Several second-home owners said they bought their places with the general idea of renting them out for a little extra money, but soon scuttled that plan.
"You want to get your money's worth out of it, and in order to do that, you want to use it yourself as much as possible," said Marty Breinlinger, a full-time resident of Elmira, N.Y., who owns a cottage on Seneca Lake, near Hector, N.Y. "I would love to go up there every single weekend, if I could."
The Canales were landlords for one year and quickly became tired of cleaning up after renters. Sue Canale said she once found sand in her refrigerator. "Summer landlord is not in my vocabulary," she said.
The Canales simply wanted to own their summer getaway 50 years ago, when her husband, who worked as a dispatcher instructor for Amtrak until he retired in 1987, built a house with his father in Somers Point, N.J., on the other side of Great Egg Harbor from Ocean City.
Eventually, the Canales had the means to build a beach house on a lot at the quiet northern end of Ocean City. The house was contemporary, like many in the neighborhood, but it was not exactly warm and cozy when the weather got cold. In addition, Sue Canale loves to cook, and the house was not ideal for dinner parties.
"She's not happy unless there are 15, 20, 30 people here," said Jane French, a neighbor. (The Canales had 17 people at the house for Thanksgiving.)
So they built their new place -- a five-bedroom duplex with a great room on the third floor that has a sweeping view of the ocean. (They sold the other half to a family who rents their side out six or seven weeks a year.)
It took 16 months to build, but the house has everything they want, including a spacious kitchen and hardwood floors. And it's ringed by wide wooden decks.
(It was on one of those decks where the Canales' 23-year-old son, Joey, proposed to Daria Kane on Oct. 6, 2007. She said yes, and they plan to marry in September.)
Family members want to use their home as much as possible because they have made so many friendships over the last 20 years with their neighbors, including French. The Canales have volunteered for many municipal activities -- the Night in Venice boat parade and the baby parade among them -- and belong to the Ocean City Married Couples Club.

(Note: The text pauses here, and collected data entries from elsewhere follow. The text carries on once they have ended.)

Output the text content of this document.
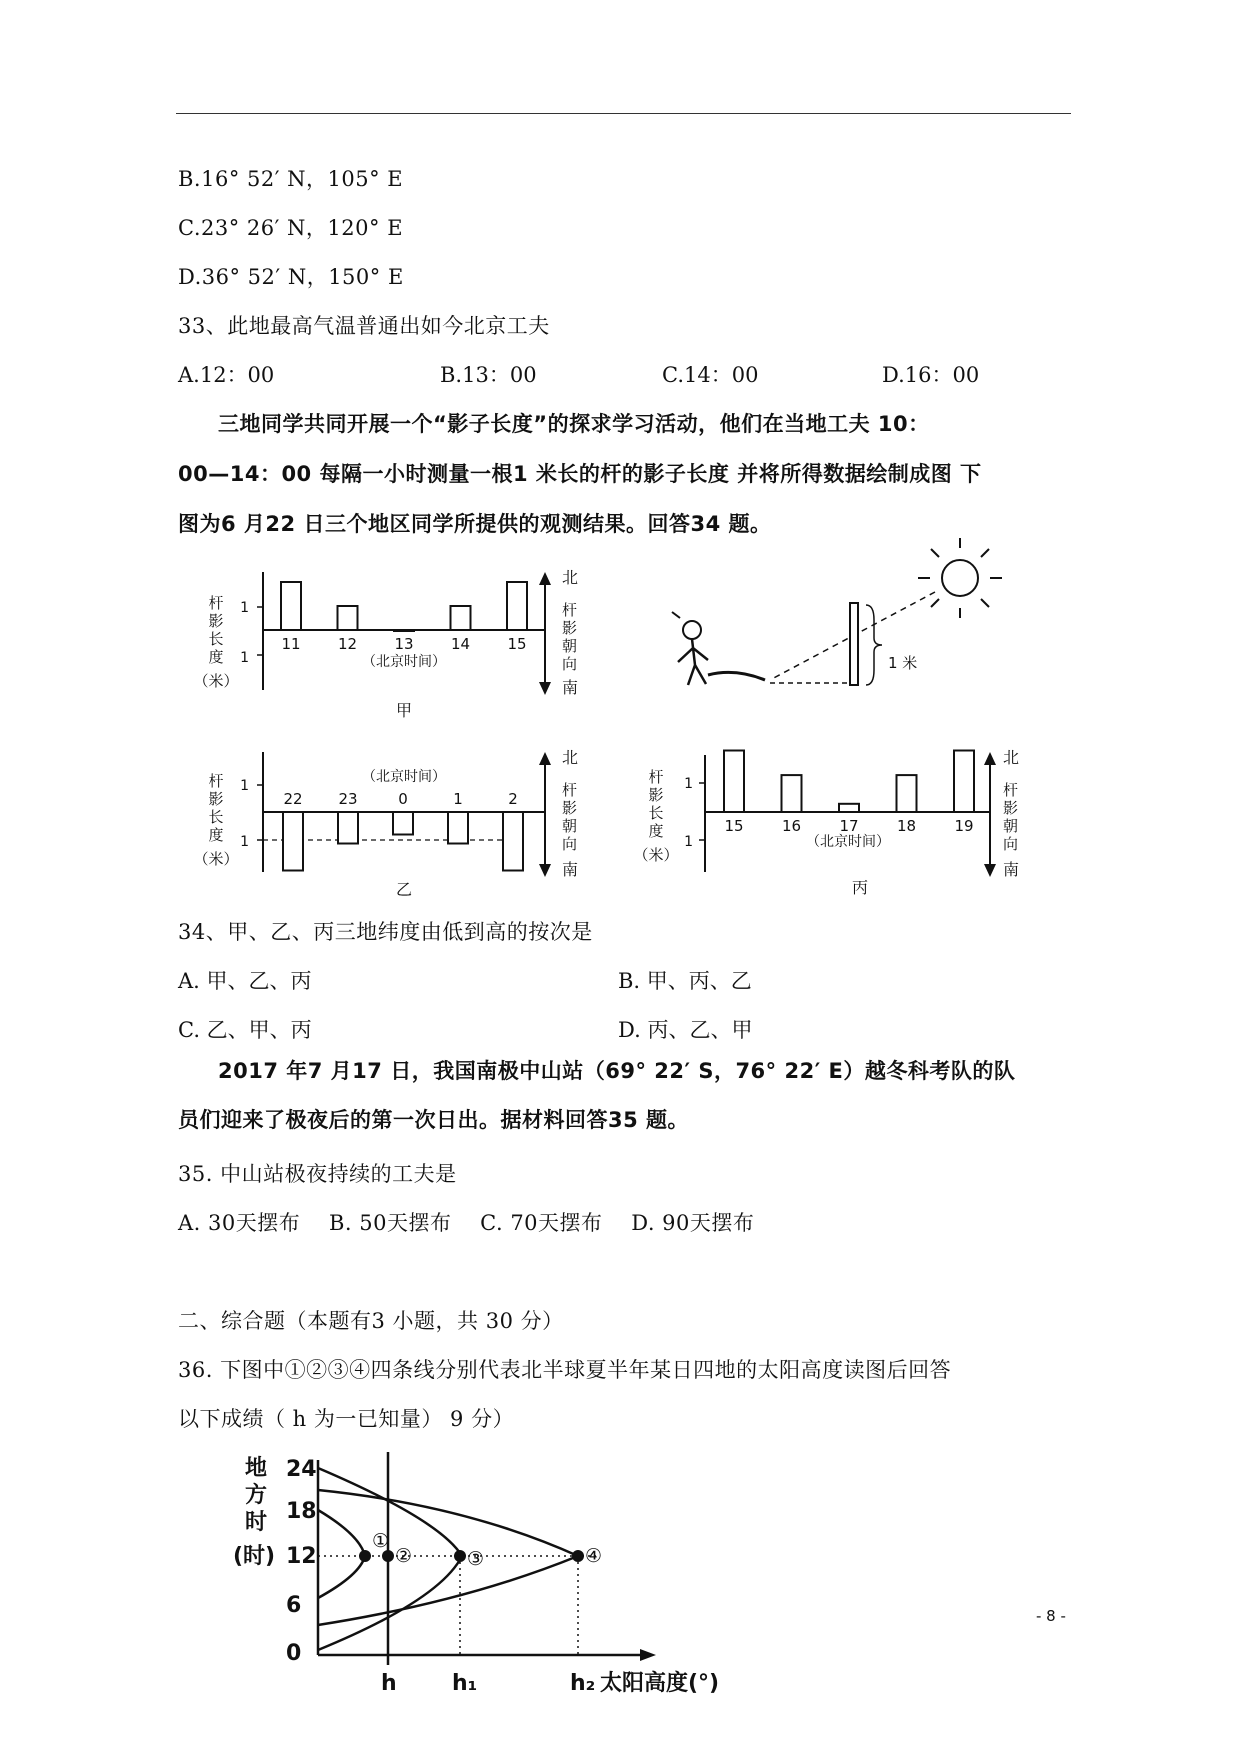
B.16° 52′ N，105° E
C.23° 26′ N，120° E
D.36° 52′ N，150° E
33、此地最高气温普通出如今北京工夫
A.12：00	B.13：00	C.14：00	D.16：00
三地同学共同开展一个“影子长度”的探求学习活动，他们在当地工夫 10：
00—14：00 每隔一小时测量一根1 米长的杆的影子长度 并将所得数据绘制成图 下
图为6 月22 日三个地区同学所提供的观测结果。回答34 题。
1
1
11 12 13 14 15
（北京时间）
甲
杆
影
长
度
（米）
北
杆
影
朝
向
南
1
1
22 23	0	1	2
（北京时间）
乙
杆
影
长
度
（米）
北
杆
影
朝
向
南
1
1
15	16	17	18	19
（北京时间）
丙
杆
影
长
度
（米）
北
杆
影
朝
向
南
1 米
①
②	③	④
地
方
时
(时)
24
18
12
6
0
h	h₁	h₂ 太阳高度(°)
34、甲、乙、丙三地纬度由低到高的按次是
A. 甲、乙、丙	B. 甲、丙、乙
C. 乙、甲、丙	D. 丙、乙、甲
2017 年7 月17 日，我国南极中山站（69° 22′ S，76° 22′ E）越冬科考队的队
员们迎来了极夜后的第一次日出。据材料回答35 题。
35. 中山站极夜持续的工夫是
A. 30天摆布    B. 50天摆布    C. 70天摆布    D. 90天摆布
二、综合题（本题有3 小题，共 30 分）
36. 下图中①②③④四条线分别代表北半球夏半年某日四地的太阳高度读图后回答
以下成绩（ h 为一已知量） 9 分）
- 8 -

"We have no redeeming social value," Canale said, "but we enjoy each other's company."
Joey Canale has discovered that the fishing is terrific into the end of December, and the nearby beach, virtually deserted after Labor Day, is perfect for surf-casting. "It's quiet and it's peaceful," he said, "and I don't have to travel that much to get here."
He and Kane might go away this winter, but to hear him talk, everything they could want is at the beach house. The deeper into the year they stay, the harder they find it is to leave.
As his mother said, "There's never a time you don't want to see the beach."